A former chairman of the Independent National Electoral Commission, Attahiru Jega, has led other activists to form a new non-partisan coalition.
Other prominent personalities in the coalition include a former senator, Shehu Sani and renowned political economist, Pat Utomi.
The coalition, named National Consultative Front, is formed to advocate for legislation on the electronic transfer of election results, according to a Punch report.
Speaking at the event which took place at the 61st Independence National Political Summit organised by the NC Front, in Abuja, Mr Jega said a legal framework was an irrevocable part of any credible election to take place.

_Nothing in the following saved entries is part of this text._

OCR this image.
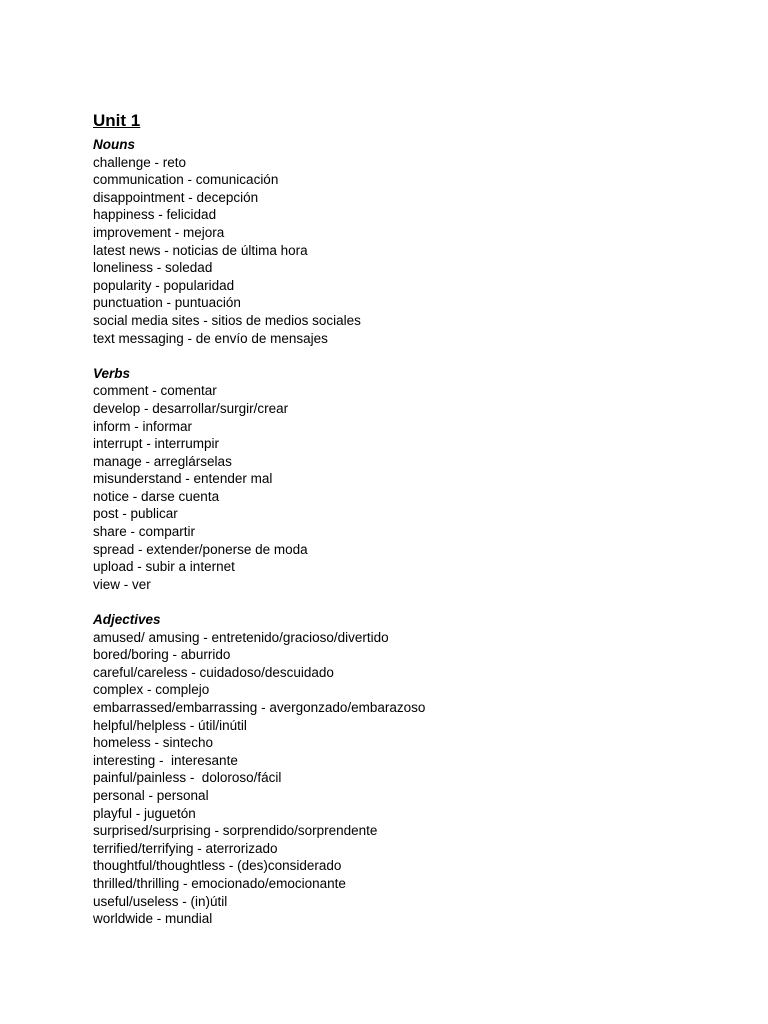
Unit 1
Nouns
challenge - reto
communication - comunicación
disappointment - decepción
happiness - felicidad
improvement - mejora
latest news - noticias de última hora
loneliness - soledad
popularity - popularidad
punctuation - puntuación
social media sites - sitios de medios sociales
text messaging - de envío de mensajes
Verbs
comment - comentar
develop - desarrollar/surgir/crear
inform - informar
interrupt - interrumpir
manage - arreglárselas
misunderstand - entender mal
notice - darse cuenta
post - publicar
share - compartir
spread - extender/ponerse de moda
upload - subir a internet
view - ver
Adjectives
amused/ amusing - entretenido/gracioso/divertido
bored/boring - aburrido
careful/careless - cuidadoso/descuidado
complex - complejo
embarrassed/embarrassing - avergonzado/embarazoso
helpful/helpless - útil/inútil
homeless - sintecho
interesting -  interesante
painful/painless -  doloroso/fácil
personal - personal
playful - juguetón
surprised/surprising - sorprendido/sorprendente
terrified/terrifying - aterrorizado
thoughtful/thoughtless - (des)considerado
thrilled/thrilling - emocionado/emocionante
useful/useless - (in)útil
worldwide - mundial
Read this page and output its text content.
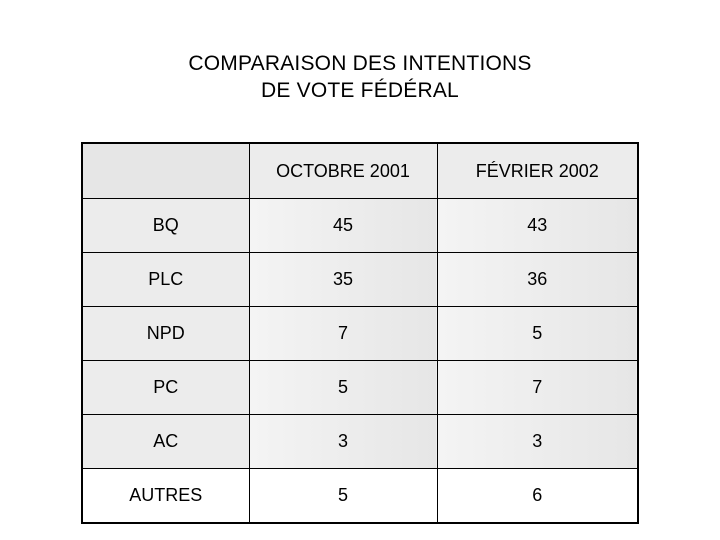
COMPARAISON DES INTENTIONS
DE VOTE FÉDÉRAL
	OCTOBRE 2001	FÉVRIER 2002
BQ	45	43
PLC	35	36
NPD	7	5
PC	5	7
AC	3	3
AUTRES	5	6
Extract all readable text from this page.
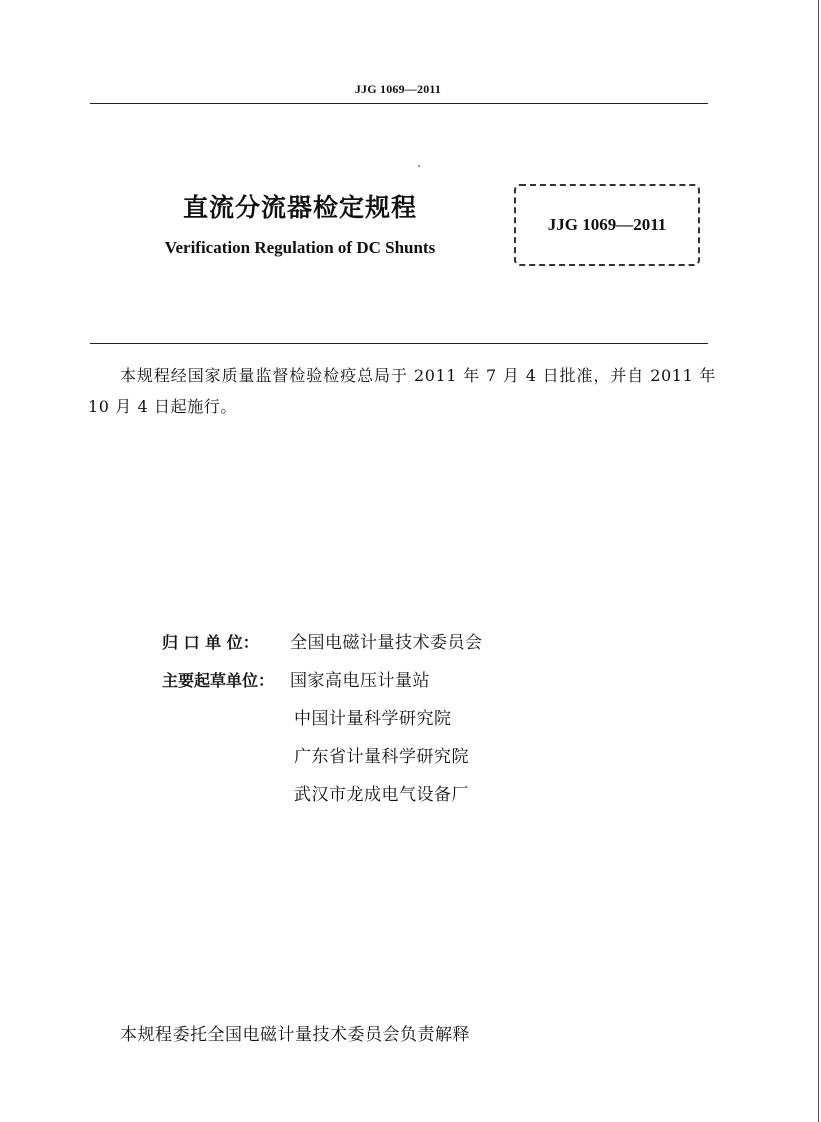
JJG 1069—2011
直流分流器检定规程
Verification Regulation of DC Shunts
JJG 1069—2011
本规程经国家质量监督检验检疫总局于 2011 年 7 月 4 日批准，并自 2011 年 10 月 4 日起施行。
归 口 单 位：	全国电磁计量技术委员会
主要起草单位： 国家高电压计量站
中国计量科学研究院
广东省计量科学研究院
武汉市龙成电气设备厂
本规程委托全国电磁计量技术委员会负责解释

According to him, the integrity or otherwise of any electoral process begins with the laws guiding it.
“To ensure that the preference of Nigerians is brought to bear on the process, apart from the issue of electronic transmission, there are other issues.
“Some of which include candidate selection, improvements in the electoral process, accountability on the part of election managers and accountability on the part of the people to vote and protect their votes.
“An election that must have integrity must have a framework that has integrity, that is why we are calling on members of the National Assembly to pass this legislation.
“If you have a weak electoral framework then you have weakened INEC. INEC should also be made accountable,” Mr Jega said.
In his remark, Mr Utomi urged Nigerians to go beyond holding talk shops and put their money where their mouth is.
He explained that every Nigerian can start by contributing as little as N5 to provide funding for the new initiative in order to take back their politics from the clutches of money bags.
Earlier, a former member of the National Assembly, Senator Shehu Sani, expressed reservations about the current National Assembly and opposition to the electronic transfer of election results.
He explained that the argument by some legislators that the National Communications Commission lacks the capacity to make the electronic transfer of results was suspect.
Mr Sani said, “As at last count, there are 112 million active bank accounts in Nigeria. We have more bank accounts in Nigeria than registered voters. If this is not a problem for our banking system, it shouldn’t be a problem for our elections.”
Making his contribution via zoom, a United States of America-based Nigerian, Precious Ehikimi, said, “We are in a very precarious situation. The Supreme Court says electronic transmission is a mere guideline but INEC says we can do it.
“It rests with the National Assembly which will not do it. We need to occupy the streets, occupy the National Assembly (to make them do it).
“The school fees of our children will be determined by the people we elect. INEC is saying they will do it because they know the position of the court. The only thing that can free Nigeria is when Nigerians can freely elect their leaders, we need to take action now.”